Oil pulling is an ancient Ayurvedic dental technique that involves swishing oil around your mouth to boost oral health. Recently coconut became a popular choice thanks to lauric acid and other antiviral/antibacterial fatty acids found only in coconut oil. Studies show daily oil pulling with just a tablespoon of coconut oil significantly reduces plaque and gingivitis caused by bacteria. The lipids in coconut oil essentially “pull” microbes right out of your mouth when exposed to saliva for longer than 15 minutes. Pretty cool how coconut consumption benefits you inside and out!

Key Takeaways: Coconut Fun Facts

  • Coconuts naturally traveled for centuries by sea before humans cultivated them across the tropics
  • Almost every part of coconut palms gets used, thus minimizing waste from this sustainable “tree of life”
  • Special coconut varieties like niu kafa, no ndbomb, and jelly coconuts have bizarre shapes or textures
  • Unripe coconut water can substitute for IV saline solution and human blood plasma in emergencies
  • Oil pulling your mouth with coconut oil reduces plaque and bacteria for better dental health

Frequently Asked Questions

What’s inside a coconut?

Coconuts contain edible white meat and sweet, nutrient-rich coconut “milk” inside their hard brown shells. They also slosh with about a cup of drinkable clear coconut water.

Do coconuts contain lactose?

No, coconut milk and meat are entirely dairy-free. The “milk” label refers to its white color and liquid texture only, not any animal lactose content.

Are raw coconuts safe to eat?

Yes, coconut interior and water are perfectly safe to consume fresh. Just crack open the hard shell first with a hammer or machete.

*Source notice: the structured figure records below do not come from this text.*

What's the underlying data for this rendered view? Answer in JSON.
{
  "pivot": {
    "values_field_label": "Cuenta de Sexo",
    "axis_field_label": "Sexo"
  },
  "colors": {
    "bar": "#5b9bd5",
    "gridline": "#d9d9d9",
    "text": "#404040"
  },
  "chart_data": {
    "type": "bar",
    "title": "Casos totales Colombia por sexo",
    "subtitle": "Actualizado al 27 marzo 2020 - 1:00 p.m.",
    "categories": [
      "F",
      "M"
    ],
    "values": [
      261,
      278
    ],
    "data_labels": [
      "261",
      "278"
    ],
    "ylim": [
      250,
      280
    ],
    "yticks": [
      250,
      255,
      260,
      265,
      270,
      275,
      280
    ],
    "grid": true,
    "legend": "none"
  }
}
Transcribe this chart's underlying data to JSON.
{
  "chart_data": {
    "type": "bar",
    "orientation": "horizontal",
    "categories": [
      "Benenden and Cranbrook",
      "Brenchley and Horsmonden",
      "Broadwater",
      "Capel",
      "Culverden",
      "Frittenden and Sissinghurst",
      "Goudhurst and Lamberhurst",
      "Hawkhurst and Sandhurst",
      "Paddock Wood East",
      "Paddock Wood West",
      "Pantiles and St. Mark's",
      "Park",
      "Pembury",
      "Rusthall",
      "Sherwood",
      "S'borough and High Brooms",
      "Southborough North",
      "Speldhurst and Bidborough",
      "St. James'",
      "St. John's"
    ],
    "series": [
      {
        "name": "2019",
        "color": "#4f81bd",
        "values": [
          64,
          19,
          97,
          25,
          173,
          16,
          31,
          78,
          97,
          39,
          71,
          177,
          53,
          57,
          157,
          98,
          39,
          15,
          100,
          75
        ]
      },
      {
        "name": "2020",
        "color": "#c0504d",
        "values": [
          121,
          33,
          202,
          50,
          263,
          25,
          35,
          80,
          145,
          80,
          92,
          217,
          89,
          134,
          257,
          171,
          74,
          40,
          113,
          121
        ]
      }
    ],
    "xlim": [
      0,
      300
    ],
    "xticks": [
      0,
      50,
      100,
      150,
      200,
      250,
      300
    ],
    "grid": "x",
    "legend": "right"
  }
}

Why are some coconuts hairy?

The shaggy outer husk provides insulation, protects the inner seed on its ocean journeys, and even helps the floating fruit move with wind/currents.

Can coconut oil regrow hair?

Yes! By penetrating follicles better than other fats, coconut oil boosts circulation which promotes thicker, faster hair growth. The lauric acid is also anti-inflammatory and antibacterial against follicle infections.